Irene, la tercera, tenía treinta y pocos años y parecía ciertamente enamorada. Mujer interesante, compleja. Mi amigo, gran conocedor del mundo del vino y muy inclinado a la metáfora fácil, a menudo la definía asemejándola a un gran reserva: "carnosa, envolvente, elegante, con un fondo balsámico que le confiere frescor, y un final de boca largo". Escuchándolo era fácil imaginarse una sonriente Irene mirándote desnuda desde el fondo de una copa grande y delicada, cristalina, de largo y afinado pié, de esas que permiten disfrutar del placer de un excelente vino. Pero al segundo despertabas; y es que el rastro de un vino en copa siempre resultará más prolongado que la fugacidad de un sueño, por embriagador que pueda ser. Pero, claro, Irene era algo más que la metáfora de un buen vino, bastante más que eso. Era una mujer casada. Y atormentada. Mi amigo se fijó en ella una mañana de invierno en el Parque del Este. Irene leía un libro sentada en uno de los bancos individuales que hay junto a la pérgola; las piernas cruzadas, el cabello castaño claro recogido atrás y unas gafas estrechas de concha que a pesar de todo no podían ocultar unos luminosos ojos verdes. Era lo que parecía. Él paseaba el perro de Edén mientras ella aprovechaba un día soleado para tomar el aire. Era su costumbre. Mi amigo sacaba el chucho hiciera sol o diluviara. Era la suya. Ese día ambos coincidieron y el perro se bastó para hacer el resto. Casi nueve meses en el jardín del edén. Hasta que el fantasma de la culpa pudo más y dejó las cosas en su sitio. Un parto verdaderamente doloroso.

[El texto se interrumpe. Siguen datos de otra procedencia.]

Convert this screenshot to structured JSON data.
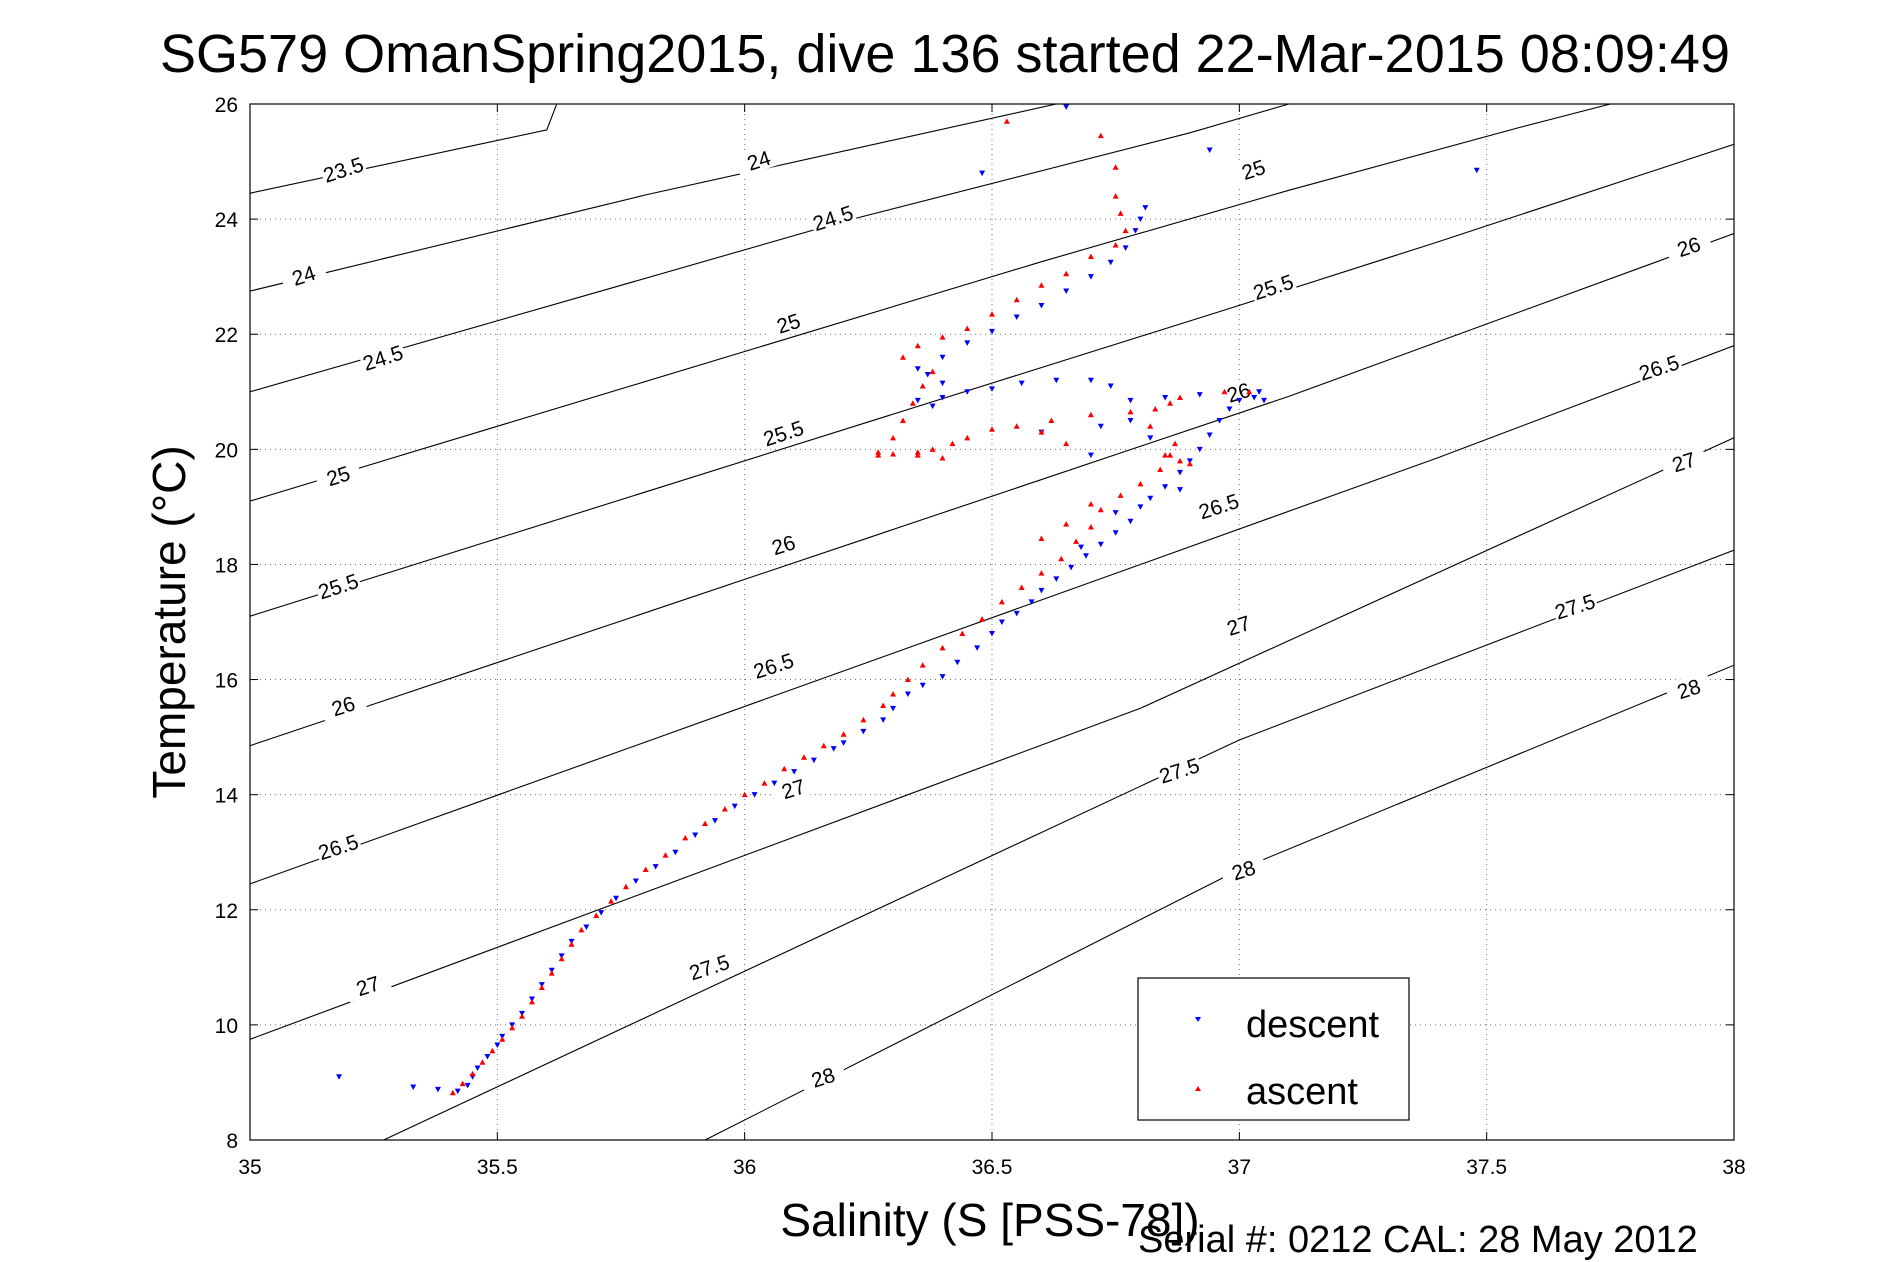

Pero la más sorprendente de todas quizá fuera Lola. En los cuarenta, directora ejecutiva del Santander, el cabello negro azulado y unos ojos castaños tan grandes como penetrantes. Cerebro y curvas por igual, y aunque todo el mundo sabe que no es conveniente dejarse llevar por las apariencias lo cierto es que la exuberancia curvilínea de Lola saltaba a la vista mucho antes que lo primero, algo que solía inducir a confusión a los individuos más inclinados a la acción que a la reflexión. ¡Pobres capullos! Todo un carácter. Se podía decir que Lola no mantenía una relación con mi amigo: la gestionaba. Qué digo, la explotaba en busca del máximo beneficio. Aquella mujer sabía manejar las cosas con una seguridad aplastante: en el despacho, en la mesa..., en la cama. Una experta en cualquier materia: la jefa. Comía y bebía lo que le daba la gana y a pesar de los pesares su anatomía no sufría menoscabo alguno. Ni su privilegiado intelecto. Si aquello no se debía a un pacto con el diablo, ¿a qué diablos se debía? Fueron tantas las cosas que mi amigo aprendió a su lado que mejor será que nunca lo admita bajo pena de acabar pagando por los servicios prestados. Y es que esa mujer no desperdicia la mínima oportunidad de sacar una pasta. Después de un tiempo y una vez exprimido, Lola vio la oportunidad invertir en valores emergentes y mi amigo dejó de cotizar en bolsa. Todavía me asombra recordar como el pobre hizo mutis con la sonrisa en los labios a pesar de haber malbaratado más de la mitad de su renta en ella mientras duró su aventura. El diablo, evidentemente. Sí; quizá tengan razón los que dicen que a mi amigo se lo comió una gata.